Ok. Je suis arrivée chez eux, contente d’être là. Papillons dans le ventre mais Safia pas là pour les calmer. J’étais pas fan de ça les papillons, mais y me donnait des monarques un peu cutes dans le bas-ventre alors c’était correct.

Je l’ai regardé, agréablement surprise. J’avais pas su à quoi m’attendre, mon souvenir de lui était flou. Mais y’était plus beau que c’que je pensais, beau tout court. J’ai souris parce qu’y restait là à me regarder.

« T’as finis par trouver la place. »

« Google Map, mon meilleur ami. »

« Pas pour te faire chier, mais j’pense qu’y partage ton amitié avec beaucoup d’autre monde. »
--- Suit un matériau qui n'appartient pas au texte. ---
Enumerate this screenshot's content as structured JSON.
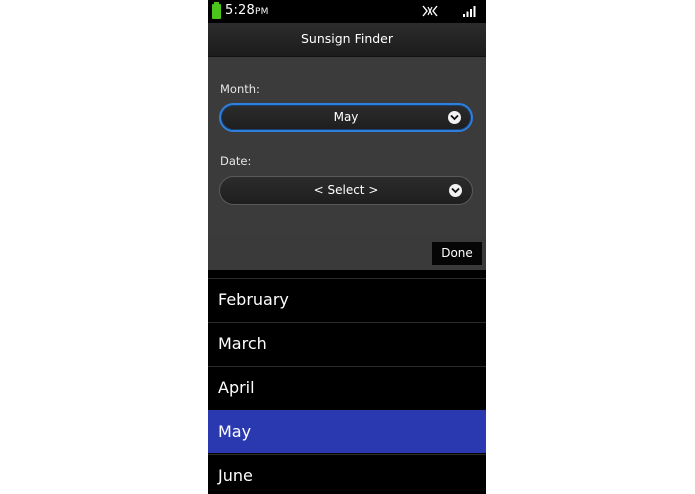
{
  "status_bar": {
    "time": "5:28",
    "ampm": "PM",
    "battery_color": "#4bc51c",
    "icons": [
      "battery-icon",
      "network-icon",
      "signal-icon"
    ]
  },
  "title_bar": {
    "title": "Sunsign Finder"
  },
  "form": {
    "month": {
      "label": "Month:",
      "value": "May"
    },
    "date": {
      "label": "Date:",
      "value": "< Select >"
    }
  },
  "picker": {
    "done_label": "Done",
    "items": [
      "February",
      "March",
      "April",
      "May",
      "June"
    ],
    "selected": "May",
    "selected_color": "#2b39b0"
  }
}
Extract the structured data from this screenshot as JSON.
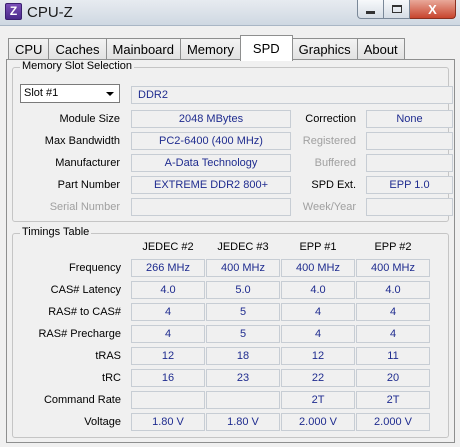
{
  "window": {
    "title": "CPU-Z",
    "icon_letter": "Z",
    "close_glyph": "X"
  },
  "tabs": [
    {
      "label": "CPU"
    },
    {
      "label": "Caches"
    },
    {
      "label": "Mainboard"
    },
    {
      "label": "Memory"
    },
    {
      "label": "SPD",
      "active": true
    },
    {
      "label": "Graphics"
    },
    {
      "label": "About"
    }
  ],
  "memory_slot": {
    "legend": "Memory Slot Selection",
    "slot_selected": "Slot #1",
    "type": "DDR2",
    "module_size_label": "Module Size",
    "module_size": "2048 MBytes",
    "max_bandwidth_label": "Max Bandwidth",
    "max_bandwidth": "PC2-6400 (400 MHz)",
    "manufacturer_label": "Manufacturer",
    "manufacturer": "A-Data Technology",
    "part_number_label": "Part Number",
    "part_number": "EXTREME DDR2 800+",
    "serial_number_label": "Serial Number",
    "serial_number": "",
    "correction_label": "Correction",
    "correction": "None",
    "registered_label": "Registered",
    "registered": "",
    "buffered_label": "Buffered",
    "buffered": "",
    "spd_ext_label": "SPD Ext.",
    "spd_ext": "EPP 1.0",
    "week_year_label": "Week/Year",
    "week_year": ""
  },
  "timings": {
    "legend": "Timings Table",
    "columns": [
      "JEDEC #2",
      "JEDEC #3",
      "EPP #1",
      "EPP #2"
    ],
    "rows": [
      {
        "label": "Frequency",
        "values": [
          "266 MHz",
          "400 MHz",
          "400 MHz",
          "400 MHz"
        ]
      },
      {
        "label": "CAS# Latency",
        "values": [
          "4.0",
          "5.0",
          "4.0",
          "4.0"
        ]
      },
      {
        "label": "RAS# to CAS#",
        "values": [
          "4",
          "5",
          "4",
          "4"
        ]
      },
      {
        "label": "RAS# Precharge",
        "values": [
          "4",
          "5",
          "4",
          "4"
        ]
      },
      {
        "label": "tRAS",
        "values": [
          "12",
          "18",
          "12",
          "11"
        ]
      },
      {
        "label": "tRC",
        "values": [
          "16",
          "23",
          "22",
          "20"
        ]
      },
      {
        "label": "Command Rate",
        "values": [
          "",
          "",
          "2T",
          "2T"
        ]
      },
      {
        "label": "Voltage",
        "values": [
          "1.80 V",
          "1.80 V",
          "2.000 V",
          "2.000 V"
        ]
      }
    ]
  },
  "colors": {
    "value_text": "#1f2c8f",
    "dim_label": "#a0a0a0"
  }
}
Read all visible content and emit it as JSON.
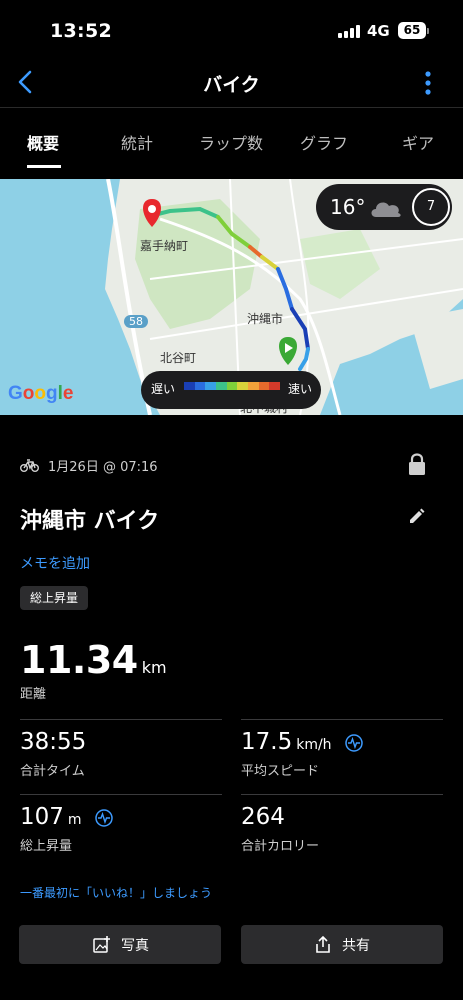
{
  "status_bar": {
    "time": "13:52",
    "network": "4G",
    "battery": "65"
  },
  "header": {
    "title": "バイク",
    "back_icon": "chevron-left-icon",
    "menu_icon": "more-vertical-icon"
  },
  "tabs": [
    {
      "label": "概要",
      "active": true
    },
    {
      "label": "統計",
      "active": false
    },
    {
      "label": "ラップ数",
      "active": false
    },
    {
      "label": "グラフ",
      "active": false
    },
    {
      "label": "ギア",
      "active": false
    }
  ],
  "map": {
    "labels": {
      "town1": "嘉手納町",
      "city": "沖縄市",
      "town2": "北谷町",
      "route": "58",
      "town3": "北中城村"
    },
    "weather": {
      "temperature": "16°",
      "icon": "cloud-icon",
      "wind": "7"
    },
    "legend": {
      "slow": "遅い",
      "fast": "速い",
      "colors": [
        "#1a3fb5",
        "#2a6de0",
        "#37a0e8",
        "#3cc28a",
        "#7fcf3a",
        "#d8d23a",
        "#f2a23a",
        "#e66a2c",
        "#d43a2a"
      ]
    },
    "attribution": "Google"
  },
  "activity": {
    "date": "1月26日 @ 07:16",
    "name": "沖縄市 バイク",
    "add_memo": "メモを追加",
    "tag": "総上昇量"
  },
  "stats": {
    "distance": {
      "value": "11.34",
      "unit": "km",
      "label": "距離"
    },
    "time": {
      "value": "38:55",
      "unit": "",
      "label": "合計タイム"
    },
    "avg_speed": {
      "value": "17.5",
      "unit": "km/h",
      "label": "平均スピード"
    },
    "ascent": {
      "value": "107",
      "unit": "m",
      "label": "総上昇量"
    },
    "calories": {
      "value": "264",
      "unit": "",
      "label": "合計カロリー"
    }
  },
  "social": {
    "like_prompt": "一番最初に「いいね！」しましょう"
  },
  "actions": {
    "photo": "写真",
    "share": "共有"
  },
  "colors": {
    "accent": "#3d9bff",
    "background": "#000000",
    "card": "#2c2c2e",
    "start_marker": "#3aa935",
    "end_marker": "#e8282d"
  }
}
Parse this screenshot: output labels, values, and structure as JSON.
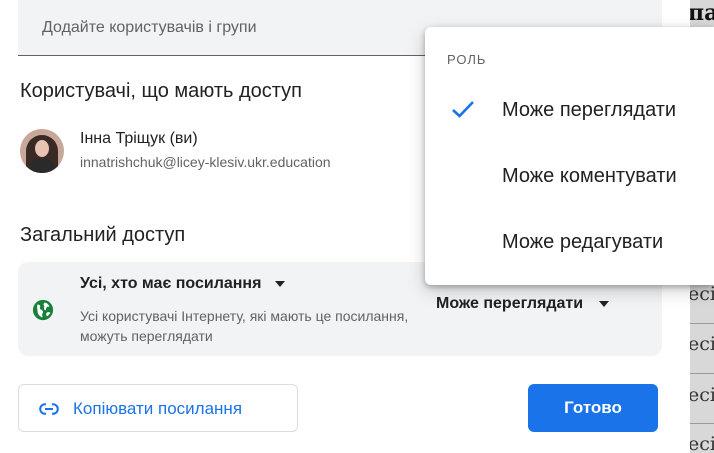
{
  "add_people": {
    "placeholder": "Додайте користувачів і групи"
  },
  "people_with_access": {
    "title": "Користувачі, що мають доступ",
    "users": [
      {
        "name": "Інна Тріщук (ви)",
        "email": "innatrishchuk@licey-klesiv.ukr.education"
      }
    ]
  },
  "general_access": {
    "title": "Загальний доступ",
    "link_type": "Усі, хто має посилання",
    "description": "Усі користувачі Інтернету, які мають це посилання, можуть переглядати",
    "role": "Може переглядати"
  },
  "buttons": {
    "copy_link": "Копіювати посилання",
    "done": "Готово"
  },
  "role_menu": {
    "header": "РОЛЬ",
    "items": [
      {
        "label": "Може переглядати",
        "selected": true
      },
      {
        "label": "Може коментувати",
        "selected": false
      },
      {
        "label": "Може редагувати",
        "selected": false
      }
    ]
  },
  "background_doc": {
    "top_text": "па",
    "side_texts": [
      "есі",
      "есі",
      "есі",
      "есі"
    ]
  },
  "colors": {
    "accent": "#1a73e8",
    "globe": "#188038",
    "field_bg": "#f1f3f4",
    "text": "#202124",
    "muted": "#5f6368"
  }
}
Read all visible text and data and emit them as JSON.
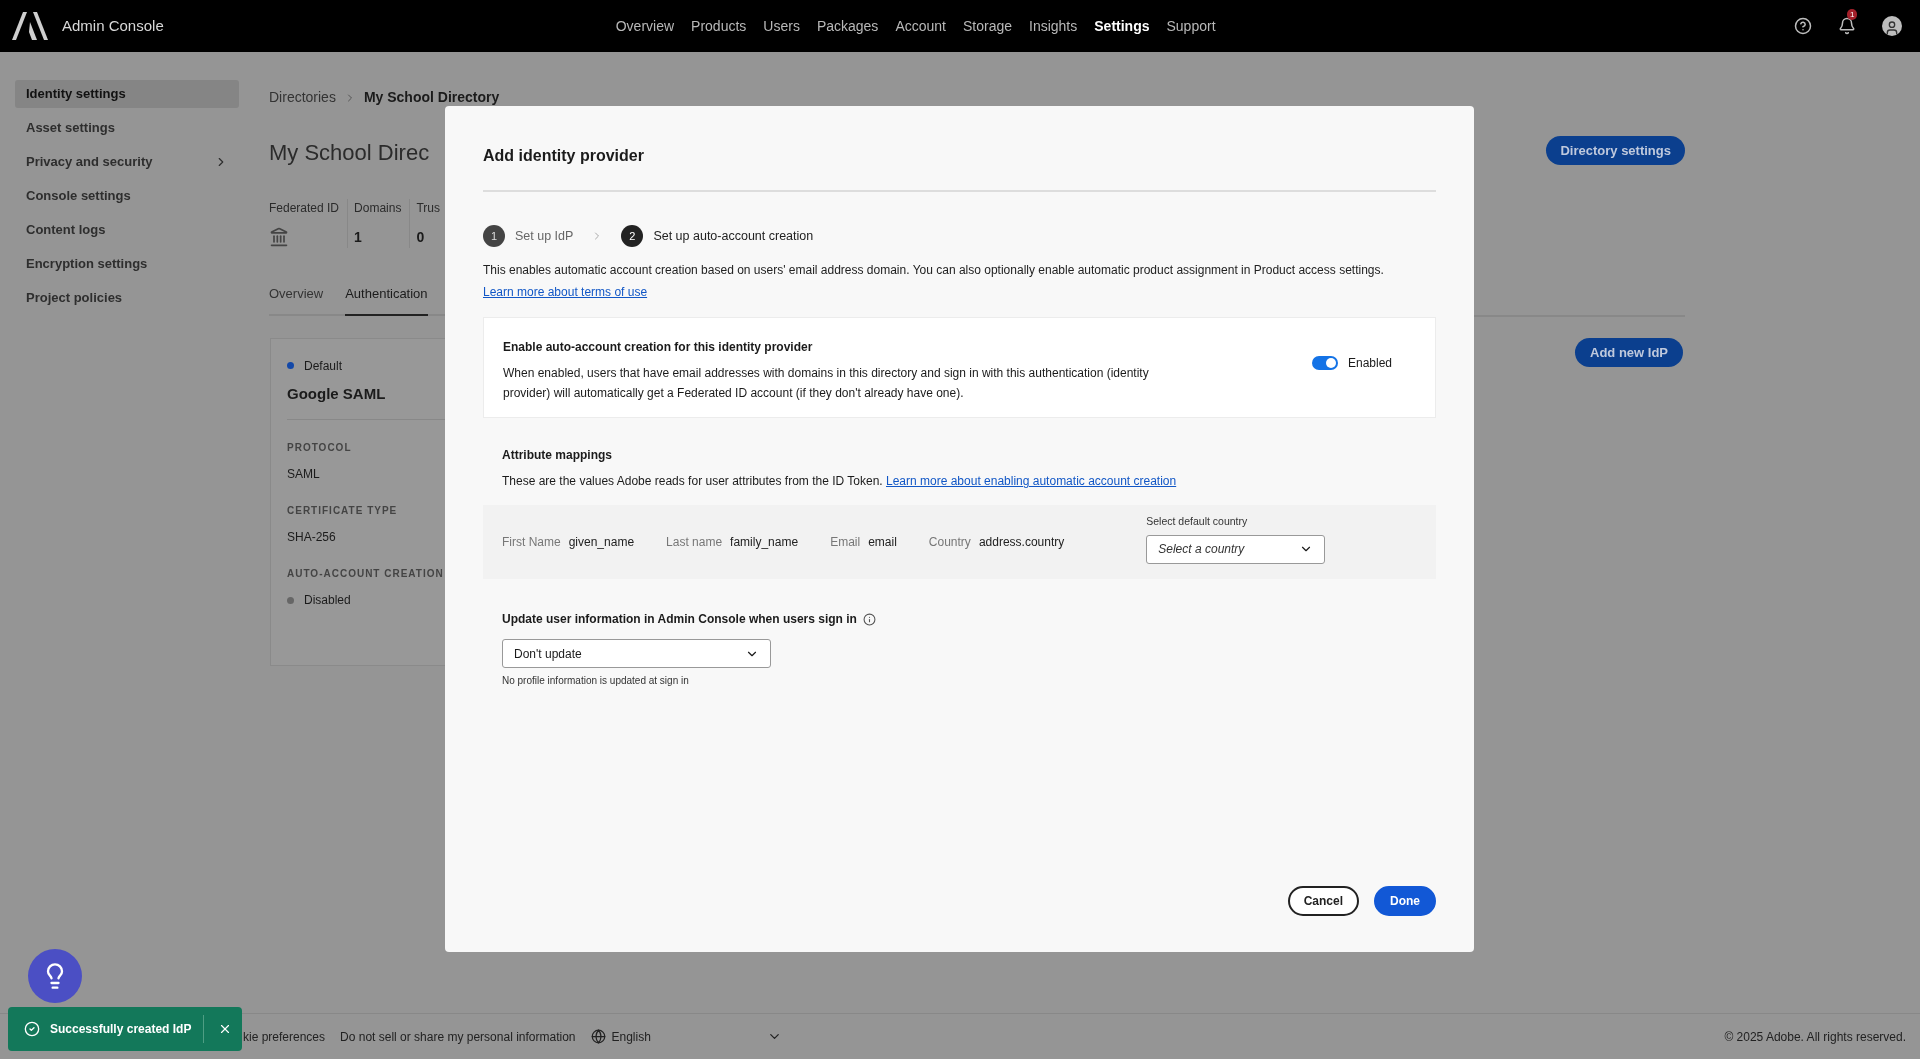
{
  "top_bar": {
    "app_name": "Admin Console",
    "notification_badge": "1",
    "nav": [
      {
        "label": "Overview",
        "selected": false
      },
      {
        "label": "Products",
        "selected": false
      },
      {
        "label": "Users",
        "selected": false
      },
      {
        "label": "Packages",
        "selected": false
      },
      {
        "label": "Account",
        "selected": false
      },
      {
        "label": "Storage",
        "selected": false
      },
      {
        "label": "Insights",
        "selected": false
      },
      {
        "label": "Settings",
        "selected": true
      },
      {
        "label": "Support",
        "selected": false
      }
    ]
  },
  "sidebar": {
    "items": [
      {
        "label": "Identity settings",
        "selected": true,
        "expandable": false
      },
      {
        "label": "Asset settings",
        "selected": false,
        "expandable": false
      },
      {
        "label": "Privacy and security",
        "selected": false,
        "expandable": true
      },
      {
        "label": "Console settings",
        "selected": false,
        "expandable": false
      },
      {
        "label": "Content logs",
        "selected": false,
        "expandable": false
      },
      {
        "label": "Encryption settings",
        "selected": false,
        "expandable": false
      },
      {
        "label": "Project policies",
        "selected": false,
        "expandable": false
      }
    ]
  },
  "breadcrumb": [
    "Directories",
    "My School Directory"
  ],
  "page_title": "My School Direc",
  "stats": [
    {
      "label": "Federated ID",
      "kind": "icon"
    },
    {
      "label": "Domains",
      "kind": "text",
      "value": "1"
    },
    {
      "label": "Trus",
      "kind": "text",
      "value": "0"
    }
  ],
  "tabs": [
    {
      "label": "Overview",
      "selected": false
    },
    {
      "label": "Authentication",
      "selected": true
    }
  ],
  "idp_card": {
    "default": true,
    "default_label": "Default",
    "name": "Google SAML",
    "fields": [
      {
        "label": "PROTOCOL",
        "value": "SAML",
        "kind": "text"
      },
      {
        "label": "CERTIFICATE TYPE",
        "value": "SHA-256",
        "kind": "text"
      },
      {
        "label": "AUTO-ACCOUNT CREATION",
        "value": "Disabled",
        "kind": "status",
        "enabled": false
      }
    ]
  },
  "page_buttons": [
    "Directory settings",
    "Add new IdP"
  ],
  "modal": {
    "title": "Add identity provider",
    "steps": [
      {
        "number": "1",
        "label": "Set up IdP",
        "selected": false
      },
      {
        "number": "2",
        "label": "Set up auto-account creation",
        "selected": true
      }
    ],
    "description": "This enables automatic account creation based on users' email address domain. You can also optionally enable automatic product assignment in Product access settings.",
    "description_link": "Learn more about terms of use",
    "auto_account": {
      "title": "Enable auto-account creation for this identity provider",
      "description": "When enabled, users that have email addresses with domains in this directory and sign in with this authentication (identity provider) will automatically get a Federated ID account (if they don't already have one).",
      "toggle": {
        "on": true,
        "label": "Enabled"
      }
    },
    "attribute_mappings": {
      "title": "Attribute mappings",
      "description": "These are the values Adobe reads for user attributes from the ID Token.",
      "link": "Learn more about enabling automatic account creation",
      "mappings": [
        {
          "label": "First Name",
          "value": "given_name"
        },
        {
          "label": "Last name",
          "value": "family_name"
        },
        {
          "label": "Email",
          "value": "email"
        },
        {
          "label": "Country",
          "value": "address.country"
        }
      ],
      "country_select": {
        "label": "Select default country",
        "placeholder": "Select a country"
      }
    },
    "update": {
      "title": "Update user information in Admin Console when users sign in",
      "value": "Don't update",
      "helper": "No profile information is updated at sign in"
    },
    "buttons": [
      {
        "label": "Cancel",
        "kind": "secondary"
      },
      {
        "label": "Done",
        "kind": "primary"
      }
    ]
  },
  "footer": {
    "links": [
      "kie preferences",
      "Do not sell or share my personal information"
    ],
    "language": "English",
    "copyright": "© 2025 Adobe. All rights reserved."
  },
  "toast": {
    "message": "Successfully created IdP"
  }
}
« J’pas jalouse, ça me dérange pas. »

« Ah, cool. »

J’avais hésité à enlever mes souliers, me suis fiée à son accoutrement pour faire mon choix; bye les docs. Mes bottines se sont perdues dans la marée de chaussures qui bordaient le portique; ça paraissait qu’il habitait pas tout seul. Vie de colocation, c’est comment la non-solitude? J’étais contente du feeling que j’avais. J’pense que j’appréhendais. Tout était possible, tout pouvait arriver. J’appréhendais nos prochains moves. Voir si y me trouvait encore de son goût, lui. S’il était content s’il allait me cruiser IRL si on allait s’embrasser aujourd’hui me demandais comment la conversation allait couler si on allait bien s’entendre si y’allait avoir des silences malaisants ou corrects-à-l’aise mais en me disant tout ça j’ai réalisé qu’on parlait non-stop depuis le début. Ça coulait. Couler. Mon titanic. Allo, je t’apprécie et t’es beau à voir jaser comme ça. Retour de la répartie, merci d’être mon Cranium. Pas-François-Arnaud restait sérieux mais me laissait voir qu’il avait du fun. Qu’il était content. Ça me faisait plaisir. Il m’avait fait visiter le grand cinq et demi, j’avais complimenté les pièces comme si je connaissais ça. Ça l’avait fait rire. On est allés voir sa chambre en dernier, la pièce cruciale. Y’avait déjà un film qui jouait, je le connaissais pas. Becs sur fond inconnu. Merci pour la gorgée de café, merci pour les doigts sous la jupe. Merci juin pour le linge facile d’accès et l’espèce de petit feeling que tout allait bien aller.

D’un coup l’année s’enlignait moins mal.